Quote:
Originally Posted by me
Rather than needing 7 different formulas
Correction: you'd need 15 formulas, though 6 would have a symmetrical counterpart with the variables flipped.
Quote:
Originally Posted by trup_qq
And for example it's the current NBA finals where it goes HHRRRHH (2-3-2)
The finals is 2-2-1-1-1 as of 2014. See for instance 2017, where Game 5 was @GS. And it hasn't changed in 2019 according to this link:
https://bleacherreport.com/articles/...tions-and-more
Quote:
How can I plug in what I think will be a team's moneyline for each individual game. Especially if I think it will be a different number.
This makes for 7 variables, so now the matrix method seems preferable. I went ahead and coded it in Julia:
Code:
function seriesprob(h::Vector{Float64}, p::Vector{Float64}, score::Vector{Int64})
(length(h)≠4 || length(p)≠3 || length(score)≠2) && error("vector lengths should be 4,3,2")

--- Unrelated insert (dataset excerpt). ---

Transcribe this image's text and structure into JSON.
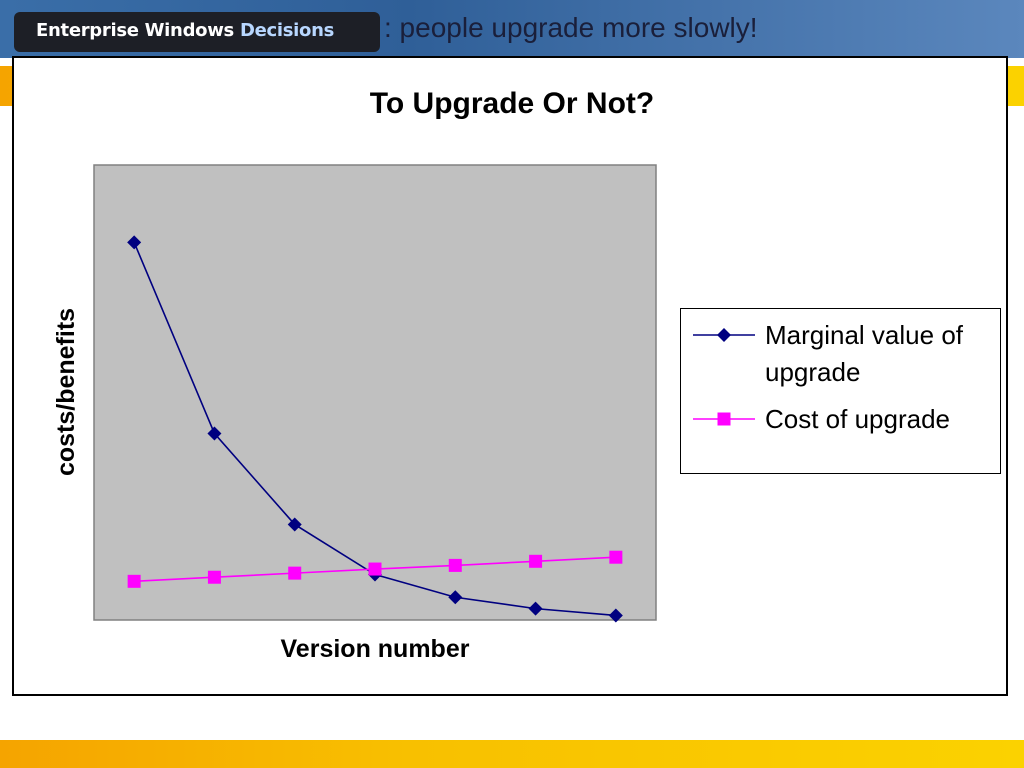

score[1]==3 && score[1]==3 && return h[4], 1-h[4]
score[1]==4 && return 1,0
score[2]==4 && return 0,1
x = 7 - (score[1] + score[2])
r = ones(Float64,4)-h
q = ones(Float64,3)-p
T = zeros(Float64, 18,18)
T[1:9, 1] = [1.0, 0.0, h[4], 0.0, 0.0, 0.0, q[3], h[3], q[2]]
T[2:6, 2] = [1.0, r[4], p[3], r[3], p[2]]
T[4,3] = q[3]
T[7,3] = p[3]
T[5,4] = h[3]
T[10,4] = r[3]
T[6,5] = q[2]
T[11,5] = p[2]
T[12,6] = p[1]
T[8:10, 7] = [r[3], 0.0, h[3]]
T[9,8] = p[2]
T[13,8] = q[2]
T[14,9] = q[1]
T[11:13, 10] = [q[2], 0.0, p[2]]
T[12,11] = q[1]
T[15,11] = p[1]
T[16,12] = r[2]
T[14:15, 13] = [p[1], q[1]]
T[17,14] = h[2]
T[16:17, 15] = [h[2], r[2]]
T[18,16] = r[1]
T[18,17] = h[1]
score[1]==2 && score[2]==3 && return (T^x)[4, 1:2]
score[1]==1 && score[2]==3 && return (T^x)[5, 1:2]
score[1]==0 && score[2]==3 && return (T^x)[6, 1:2]
score[1]==3 && score[2]==2 && return (T^x)[7, 1:2]
score[1]==3 && score[2]==1 && return (T^x)[8, 1:2]
score[1]==3 && score[2]==0 && return (T^x)[9, 1:2]
score[1]==2 && score[2]==2 && return (T^x)[10, 1:2]
score[1]==1 && score[2]==2 && return (T^x)[11, 1:2]
score[1]==0 && score[2]==2 && return (T^x)[12, 1:2]
score[1]==2 && score[2]==1 && return (T^x)[13, 1:2]
score[1]==2 && score[2]==0 && return (T^x)[14, 1:2]
score[1]==1 && score[2]==1 && return (T^x)[15, 1:2]
score[1]==0 && score[2]==1 && return (T^x)[16, 1:2]
score[1]==1 && score[2]==0 && return (T^x)[17, 1:2]
return (T^x)[18, 1:2]
end
Let h = P(higher seed wins a home game)
Let p = P(lower seed wins a home game)
The function's parameters are three vectors:
[h1, h2, h3, h4]
[p1, p2, p3]
[score1, score2] where score1 is the higher seed's score
Example: seriesprob([1.0, 1.0, .55, .5], [1.0, .6, .65], [2, 1])
If you're starting at Game 4 like above, then the higher seed's first 2 home probabilities won't affect the answer, nor will the lower seed's first home probability, so you can set them to 1.0 (or 1, but that's a few microseconds slower).
If the probabilities won't change, then instead of typing [.65, .65, .65, .65] you can type fill(.65, 4)
If you'd rather not install Julia, you can run the code here:
https://tio.run/#julia1x
Paste the function, then on the next line paste
Code:
println(seriesprob(...))
and replace ... with your parameters.
If you install Julia and run the code in the Julia console, you don't need the println(), just seriesprice(...)
The output is P(higher seed wins) followed by P(lower seed wins).
I checked it against my formula for a 2-1 score and the answer matches.